Here is my roman numeral analysis for measures 137 - 148:
i / i (with a passing run) i64 i6 / i / iv (passing run) iv64 iv6 (Note: same as measure 138, but just a iv rather than a i) / iv then passing note in bass and then V / iv6 IV passing note iv64 / N6 / viio42/bII / bII (pedal tone) / bII6 / vii/V V / i
The end of the piece takes a very dark turn as the man returns to his home, finding his son dead in his arms, and Schubert emphasizes this distressing matter in the nature of the music and the modal mixtures and augmented sixths he employs.
In measure 143, Schubert introduces an N6, not with correct proper voice leading, but almost as a surprise. It hits the listener's ear and surprises us. Not a good surprise, though. It sounds foreboding and bad. But its purpose is to catch our attention and inform us of the bad news in the music, even before the words declare it. And we do not truly leave the N6, indeed, the chord is cemented through toncization in measures 144 through 145. This allows the reader to know that the bad news is not only terrible, but also permanent, as is the change in the music.

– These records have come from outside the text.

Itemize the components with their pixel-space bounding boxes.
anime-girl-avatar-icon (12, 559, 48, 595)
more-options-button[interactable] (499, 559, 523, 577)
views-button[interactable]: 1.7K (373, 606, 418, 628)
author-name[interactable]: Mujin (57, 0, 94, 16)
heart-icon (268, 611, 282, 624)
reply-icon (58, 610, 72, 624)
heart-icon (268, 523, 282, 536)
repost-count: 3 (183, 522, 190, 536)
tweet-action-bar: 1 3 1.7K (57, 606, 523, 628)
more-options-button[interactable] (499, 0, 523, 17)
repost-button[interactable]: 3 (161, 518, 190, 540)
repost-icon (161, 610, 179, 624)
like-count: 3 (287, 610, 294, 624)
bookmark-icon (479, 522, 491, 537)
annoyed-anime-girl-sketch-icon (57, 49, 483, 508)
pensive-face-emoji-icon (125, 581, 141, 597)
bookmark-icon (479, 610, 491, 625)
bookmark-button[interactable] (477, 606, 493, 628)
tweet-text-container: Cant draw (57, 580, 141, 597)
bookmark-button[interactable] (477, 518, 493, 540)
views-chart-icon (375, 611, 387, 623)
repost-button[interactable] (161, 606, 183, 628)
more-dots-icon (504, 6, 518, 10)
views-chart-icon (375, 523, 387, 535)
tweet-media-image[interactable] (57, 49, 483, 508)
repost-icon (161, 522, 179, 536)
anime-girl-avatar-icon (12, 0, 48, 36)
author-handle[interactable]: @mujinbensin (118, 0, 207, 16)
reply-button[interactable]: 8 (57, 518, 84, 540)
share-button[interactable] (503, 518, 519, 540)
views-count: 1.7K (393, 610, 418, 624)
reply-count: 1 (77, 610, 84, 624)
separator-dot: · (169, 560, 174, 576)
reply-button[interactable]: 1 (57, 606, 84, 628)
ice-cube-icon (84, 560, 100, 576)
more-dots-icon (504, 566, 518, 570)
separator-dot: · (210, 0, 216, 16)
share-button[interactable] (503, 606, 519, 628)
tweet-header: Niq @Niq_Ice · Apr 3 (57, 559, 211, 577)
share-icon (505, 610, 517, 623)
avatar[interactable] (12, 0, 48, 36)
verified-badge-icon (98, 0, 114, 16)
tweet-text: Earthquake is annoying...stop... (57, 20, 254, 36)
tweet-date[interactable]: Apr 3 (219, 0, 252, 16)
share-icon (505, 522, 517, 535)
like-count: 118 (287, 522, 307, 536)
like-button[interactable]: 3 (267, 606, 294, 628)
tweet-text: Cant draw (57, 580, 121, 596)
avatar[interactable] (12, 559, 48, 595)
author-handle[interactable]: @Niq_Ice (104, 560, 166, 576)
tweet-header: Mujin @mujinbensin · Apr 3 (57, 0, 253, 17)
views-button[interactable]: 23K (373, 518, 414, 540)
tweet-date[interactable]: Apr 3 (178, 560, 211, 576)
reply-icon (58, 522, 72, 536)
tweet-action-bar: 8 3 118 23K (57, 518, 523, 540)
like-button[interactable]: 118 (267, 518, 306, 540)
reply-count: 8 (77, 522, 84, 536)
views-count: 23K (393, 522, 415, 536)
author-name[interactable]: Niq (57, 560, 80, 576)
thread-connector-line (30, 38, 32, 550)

Schubert uses scalewise motion in measures 132 and 134. This motion feels, to me, like the horses footsteps as the man races toward his home. The motion is emphasized by the contrast between the eighth-note movement and the quarter beats of the bass in the rest of the work. And when he reaches his home, the footsteps stop and all that is left is the beating of the quarter note in the bass...no more movement, as the boy is dead. The movement helped to propel the piece forward and emphasize the importance of the man's horse-ride and when it stops so abruptly, it emphasizes the sinking feeling of death, and that movement is no longer necessary, or possible, in the father's emotional state.
The entire piece is a wonderful example of text painting. The emotions of the boy and son are vividly portrayed through the changing harmonies and the movement of the horse is illustrated through the moving eighth-note runs in the final measures 130, 132, and 134 of the piece.